Member of the Assembly of the Republic
- Incumbent
- Assumed office 26 March 2024
- Constituency: Guarda

Member of the Guarda Municipal Assembly
- Incumbent
- Assumed office 26 September 2021

Personal details
- Born: 20 September 1980 (age 45) Guarda, Portugal
- Party: Social Democratic Party
- Children: 2
- Alma mater: University of Beira Interior
- Occupation: Professor of business • economist • politician

= Dulcineia Moura =

Portuguese academic and politician

Dulcineia Catarina Moura de Sousa Coito (born 20 September 1980) is a Portuguese professor teaching at the Higher Institute of Business and Tourism (ISCET) in Porto. She has a PhD in economics from the University of Beira Interior, where she is a researcher at the Research Centre in Business Sciences (NECE). In March 2024 she was elected to the Portuguese parliament as a representative of the Democratic Alliance for Guarda.

==Education==
Moura was born on 20 September 1980. She obtained a post-graduate degree in territorial marketing and a PhD in economics from the University of Beira Interior. Her doctorate thesis was titled "Determining factors of innovative performance in Portuguese companies: cooperation, absorptive capacity and public policies" and aimed to better understand whether firm cooperation and absorptive capacity foster success in seeking public financial support for innovation activities and, by doing so, how they contribute to innovation output. She concluded that as the level of absorptive capacity in Portuguese firms increases, so the demand for public financial support from the European Union to stimulate innovation also increases.

==Career==
Moura is a researcher as a member of the Scientific Council of the NECE – Research Centre in Business Sciences (at the University of Beira Interior). Her professional career has concentrated on regional development, tourism promotion and cross-border cooperation projects. She is the executive coordinator of Território do Côa - Associação de Desenvolvimento Regional, which promotes tourism to the Côa River valley of Portugal. Moura is also a higher education teacher at ISCET in Porto, and also works as a business consultant and as a guest speaker to regional and tourist promotion initiatives, with the aim of promoting innovation and fostering entrepreneurial skills. She is the author or co-author of several books and regularly contributes articles to local and regional newspapers in the Guarda area.

==Political career==
Moura is a member of the Social Democratic Party of Portugal (PSD), in which capacity she became a deputy in the municipal assembly of Guarda and represented Guarda in the Assembly of the intermunicipal community of the Beiras e Serra da Estrela.
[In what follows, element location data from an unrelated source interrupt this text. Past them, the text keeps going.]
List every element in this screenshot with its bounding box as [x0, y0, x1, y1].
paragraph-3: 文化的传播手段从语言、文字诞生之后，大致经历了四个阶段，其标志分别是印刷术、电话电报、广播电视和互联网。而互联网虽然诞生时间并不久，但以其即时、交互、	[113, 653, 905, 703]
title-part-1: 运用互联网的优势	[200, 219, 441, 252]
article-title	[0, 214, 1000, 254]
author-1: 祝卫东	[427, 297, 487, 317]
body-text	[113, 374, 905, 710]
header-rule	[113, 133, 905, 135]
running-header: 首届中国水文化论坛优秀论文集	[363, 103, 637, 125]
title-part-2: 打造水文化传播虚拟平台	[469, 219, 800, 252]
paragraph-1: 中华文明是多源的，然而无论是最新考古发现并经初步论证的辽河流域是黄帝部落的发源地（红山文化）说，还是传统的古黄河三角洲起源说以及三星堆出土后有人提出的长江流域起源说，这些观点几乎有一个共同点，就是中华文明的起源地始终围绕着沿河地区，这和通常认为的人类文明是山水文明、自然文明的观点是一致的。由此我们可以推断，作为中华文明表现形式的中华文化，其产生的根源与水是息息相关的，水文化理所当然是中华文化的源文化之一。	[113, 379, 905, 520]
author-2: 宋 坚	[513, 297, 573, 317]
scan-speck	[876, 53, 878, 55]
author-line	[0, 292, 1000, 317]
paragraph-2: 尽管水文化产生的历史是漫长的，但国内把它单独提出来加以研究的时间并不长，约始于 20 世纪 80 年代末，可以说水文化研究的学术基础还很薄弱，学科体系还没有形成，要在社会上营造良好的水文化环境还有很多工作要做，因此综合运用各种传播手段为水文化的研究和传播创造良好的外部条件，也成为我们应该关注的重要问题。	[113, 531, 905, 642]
In January 2024 she was chosen as head of the Democratic Alliance (AD) list of candidates for the three seats in the Assembly of the Republic allocated to Guarda. Despite the AD winning over one-third of the votes in the constituency, she was the only representative of the Alliance to be elected. Her campaign had focused on a mix of national and local issues. She was re-elected in the 2025 election called after the prime minister, Luís Montenegro, lost a confidence vote.